Big Mac Perdeu em Roland Garros (aliás, nunca venceria o torneio), mas se redimiu com demolições de Jimmy Connors em Wimbledon e do próprio Ivan Lendl no U.S. Open.
O filme de Julien Faraut usa como base um material fantástico filmado por outro francês, Gil de Kermadec. Por mais de 20 anos, Kermadec filmou o torneio de Roland Garros para fazer filmes de instrução sobre tênis. A cada ano, o cineasta apontava três câmeras para um único jogador com o objetivo de mostrar, em detalhes, sua técnica e movimentos.
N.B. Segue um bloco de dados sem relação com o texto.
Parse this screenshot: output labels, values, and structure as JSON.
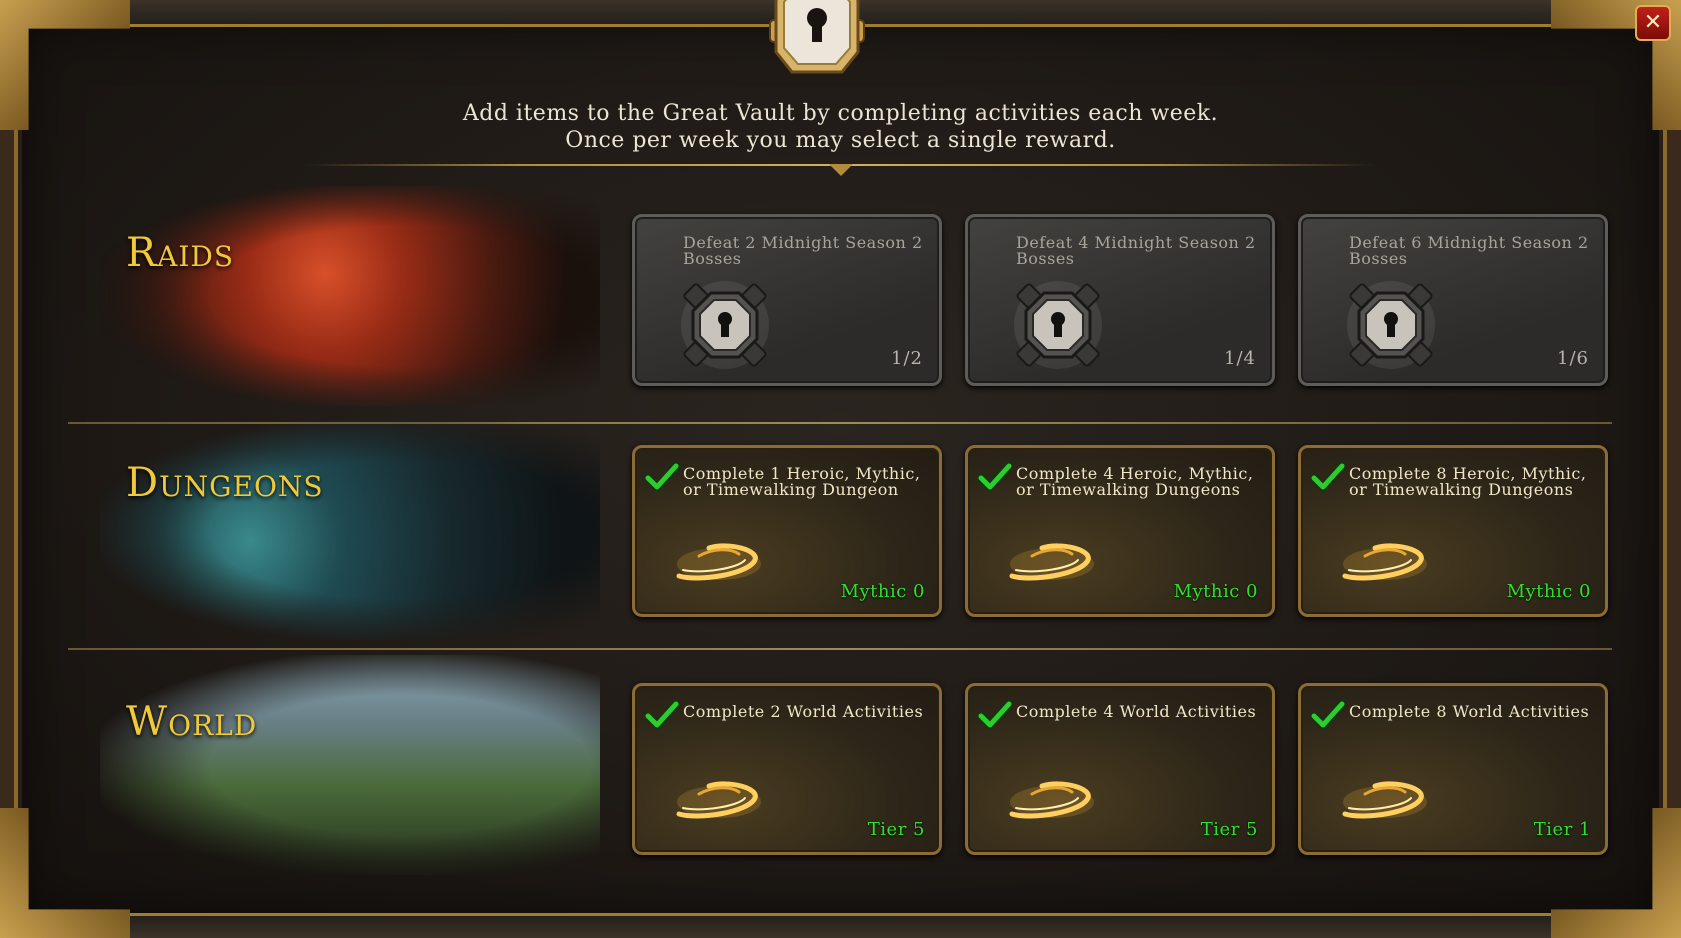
{
  "intro": {
    "line1": "Add items to the Great Vault by completing activities each week.",
    "line2": "Once per week you may select a single reward."
  },
  "close_label": "✕",
  "rows": [
    {
      "label": "Raids",
      "cards": [
        {
          "title": "Defeat 2 Midnight Season 2 Bosses",
          "progress": "1/2",
          "completed": false
        },
        {
          "title": "Defeat 4 Midnight Season 2 Bosses",
          "progress": "1/4",
          "completed": false
        },
        {
          "title": "Defeat 6 Midnight Season 2 Bosses",
          "progress": "1/6",
          "completed": false
        }
      ]
    },
    {
      "label": "Dungeons",
      "cards": [
        {
          "title": "Complete 1 Heroic, Mythic, or Timewalking Dungeon",
          "reward": "Mythic 0",
          "completed": true
        },
        {
          "title": "Complete 4 Heroic, Mythic, or Timewalking Dungeons",
          "reward": "Mythic 0",
          "completed": true
        },
        {
          "title": "Complete 8 Heroic, Mythic, or Timewalking Dungeons",
          "reward": "Mythic 0",
          "completed": true
        }
      ]
    },
    {
      "label": "World",
      "cards": [
        {
          "title": "Complete 2 World Activities",
          "reward": "Tier 5",
          "completed": true
        },
        {
          "title": "Complete 4 World Activities",
          "reward": "Tier 5",
          "completed": true
        },
        {
          "title": "Complete 8 World Activities",
          "reward": "Tier 1",
          "completed": true
        }
      ]
    }
  ],
  "icons": {
    "locked_reward": "vault-lock-icon",
    "unlocked_reward": "golden-swirl-icon",
    "complete": "checkmark-icon",
    "header": "keyhole-lock-icon",
    "close": "close-icon"
  },
  "colors": {
    "row_label": "#f0c93a",
    "reward_text": "#30e030",
    "check": "#2ecc2e",
    "frame_gold": "#a07c30"
  }
}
Em 1984, ele escolheu John McEnroe.
Faça um favor a você mesmo, tire uma folguinha de 54 minutos e assista a "Roland Garros avec John McEnroe" (1984), de Gil de Kermadec:
Kermadec analisa o estilo de John McEnroe: seu bizarro saque com as costas para a quadra, seus mortais voleios perto da rede, e seu golpe mais bonito, o "drop shot", em que ele finge que vai atingir a bola com força, mas tira o peso da raquete e faz a bola cair, mansamente, próxima à rede.
Vejam essa sequência antológica de "drop shots":
Outro aspecto interessante do jogo de McEnroe, e explorado a fundo no filme de Faraut, era sua mania de discutir com árbitros e público. Tanto Faraut quanto Kermadec concluem que McEnroe não fazia isso de pirraça, mas como forma de ganhar confiança, porque tinha uma personalidade forte e seu jogo melhorava em situações de tensão. Ele antagonizava a plateia e virava o "vilão" da quadra, mas isso só aumentava sua concentração e poder de fogo. Quando McEnroe brigava com árbitros, a impressão da plateia – e, mais importante, dos adversários de McEnroe – era de que o jogador havia perdido a concentração. Na verdade, ele estava mais focado do que nunca.
Espero que algum festival exiba "John McEnroe: in the realm of perfection" por aqui.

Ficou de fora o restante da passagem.